Illustration de Jules-César MURACCIOLE

MAISON DE LA CULTURE ANDRE MALRAUX
Dépôt légal : 4ème trimestre 1983
148 pages, catégorie / prix : 39 FF
ISBN : néant   



    Quatrième de couverture    
     Que se passera-t-il donc lorsque vous serez au bout du chemin ? D'autres chemins se dérouleront-ils devant vous ? Mieux vaut encore ignorer ce que vous apprendrez bien assez tôt !
 
    Critiques    
     Les édiles culturels ont du goût en Champagne-Ardenne ! En effet. l'Office Culturel Régional (en association avec la Maison de la Culture André-Malraux) ayant décidé d'éditer un recueil à l'occasion du Festival Policier de Reims, les responsables du projet sont immédiatement tombés d'accord à la lecture du manuscrit de Michel Lamart.
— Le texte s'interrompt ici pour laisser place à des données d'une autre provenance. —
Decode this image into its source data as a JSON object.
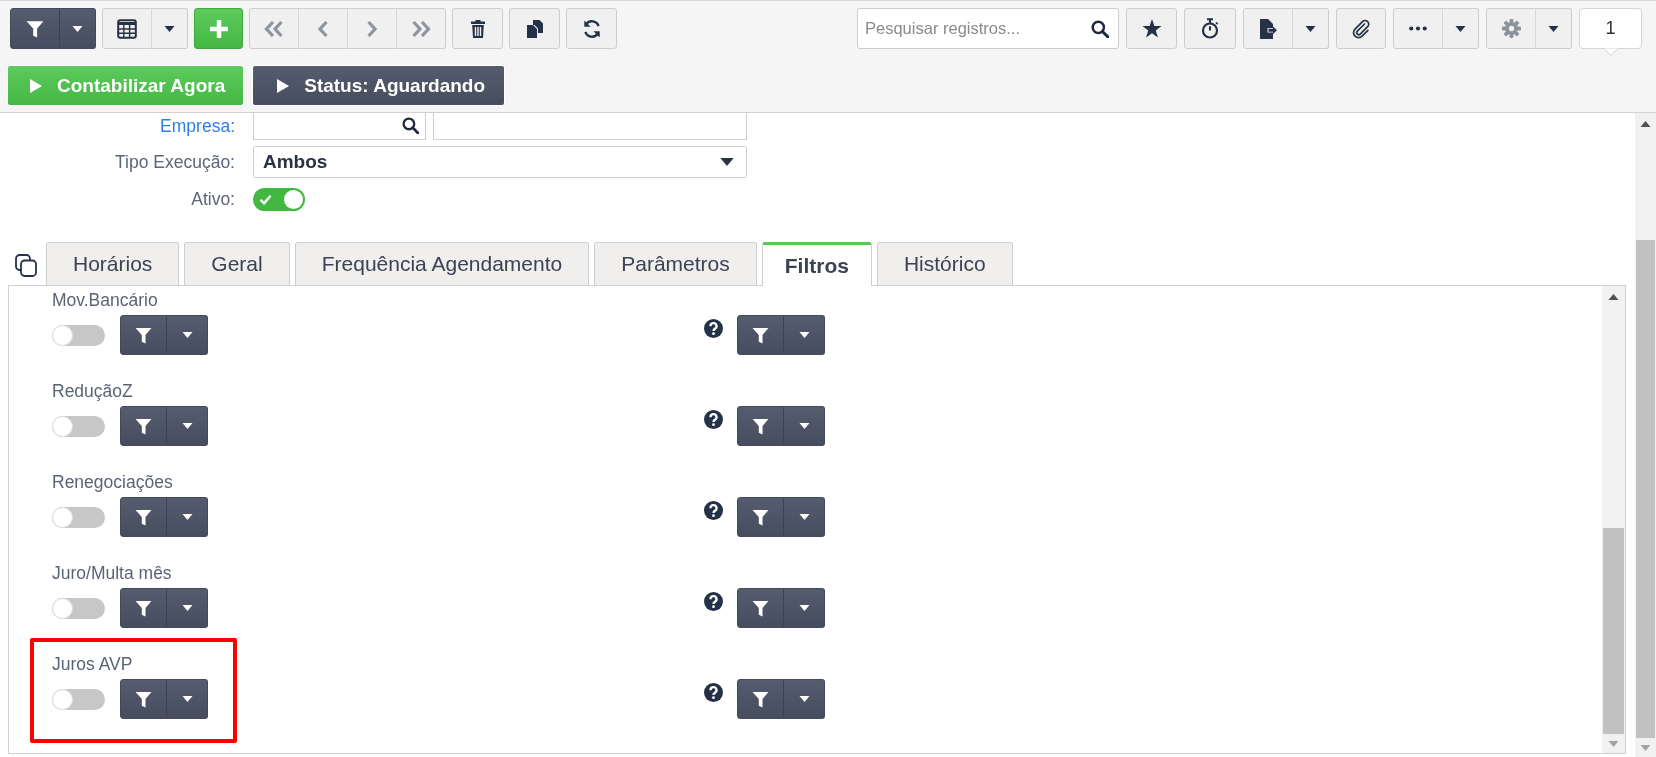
{
  "toolbar": {
    "record_navigation": {
      "disabled": true
    },
    "search": {
      "placeholder": "Pesquisar registros..."
    },
    "record_counter": "1"
  },
  "actions": [
    {
      "kind": "primary",
      "label": "Contabilizar Agora"
    },
    {
      "kind": "status",
      "label": "Status: Aguardando"
    }
  ],
  "form": {
    "fields": [
      {
        "kind": "lookup",
        "label": "Empresa:"
      },
      {
        "kind": "select",
        "label": "Tipo Execução:",
        "value": "Ambos"
      },
      {
        "kind": "toggle",
        "label": "Ativo:",
        "on": true
      }
    ]
  },
  "tabs": [
    {
      "label": "Horários",
      "selected": false
    },
    {
      "label": "Geral",
      "selected": false
    },
    {
      "label": "Frequência Agendamento",
      "selected": false
    },
    {
      "label": "Parâmetros",
      "selected": false
    },
    {
      "label": "Filtros",
      "selected": true
    },
    {
      "label": "Histórico",
      "selected": false
    }
  ],
  "filters": [
    {
      "label": "Mov.Bancário",
      "on": false,
      "highlighted": false
    },
    {
      "label": "ReduçãoZ",
      "on": false,
      "highlighted": false
    },
    {
      "label": "Renegociações",
      "on": false,
      "highlighted": false
    },
    {
      "label": "Juro/Multa mês",
      "on": false,
      "highlighted": false
    },
    {
      "label": "Juros AVP",
      "on": false,
      "highlighted": true
    }
  ]
}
On ne peut qu'applaudir en découvrant à leur suite cette fascinante plongée dans l'angoisse quotidienne, cette exploration tout en finesse et en décalage de notre bruyante solitude, où l'horreur côtoie souvent la plus sordide banalité. Lamart plante le décor par touches successives, comme un peintre devant son chevalet, pour nous abandonner soudain au bord du gouffre.
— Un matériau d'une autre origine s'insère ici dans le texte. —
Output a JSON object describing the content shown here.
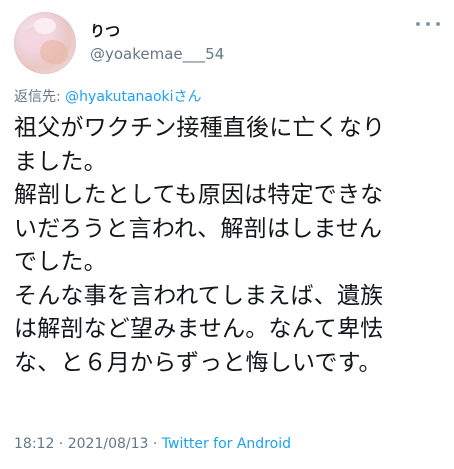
{
  "tweet": {
    "display_name": "りつ",
    "handle": "@yoakemae___54",
    "reply_prefix": "返信先: ",
    "reply_mention": "@hyakutanaoki",
    "reply_suffix": "さん",
    "lines": [
      "祖父がワクチン接種直後に亡くなり",
      "ました。",
      "解剖したとしても原因は特定できな",
      "いだろうと言われ、解剖はしません",
      "でした。",
      "そんな事を言われてしまえば、遺族",
      "は解剖など望みません。なんて卑怯",
      "な、と６月からずっと悔しいです。"
    ],
    "time": "18:12",
    "date": "2021/08/13",
    "separator": " · ",
    "source": "Twitter for Android"
  },
  "icons": {
    "more": "more-horizontal-icon"
  },
  "colors": {
    "text": "#14171a",
    "secondary": "#657786",
    "link": "#1da1f2"
  }
}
     Quinze nouvelles (dont douze inédites) sont ainsi proposées, dans une unité de ton et de climat sans faille, à notre regard de voyeur. Dans une ambiance feutrée, nous traversons les rues d'une ville éternelle où la mort choisit ses victimes une à une. Avec l'aveugle des yeux en poche, nous passons des heures interminables au fond d'un bistrot à cuver notre passé de lumière, une main frôlant deux billes molles et lourdes de sens Fébrilement, nous feuilletons un annuaire dans La nuit au bord du gouffre, espérant enfin découvrir notre propre identité. Impuissants, nous suivons du regard l'enfant innocent de Prom'nons-nous dans les bois qui s'offre aux bras de son assassin. Mais qui est la victime ? Nous vidons notre verre avec les disparus dans L'auberge de l'Homme Mort, avant de nous étendre sur la froideur du marbre : nous jouons à la poupée avec le cadre décomposé d'une fillette nommée Mathilde, nous brandissons au-dessus d'un lit une lame ensanglantée : nous... Car c'est cela tout l'art de Lamart : le lecteur ne “ consomme ” pas le récit, il s'y intègre par la force des mots : il se sent concerné par ces cheminements incertains, essouflé par ces courses vaines dans les dédales de I'immense cité/l'immensité, luttant lui aussi pour s'extraire d'un puits aux parois de plus en plus glissantes, au bord de plus en plus élevé. Basculé de l'autre côté du miroir.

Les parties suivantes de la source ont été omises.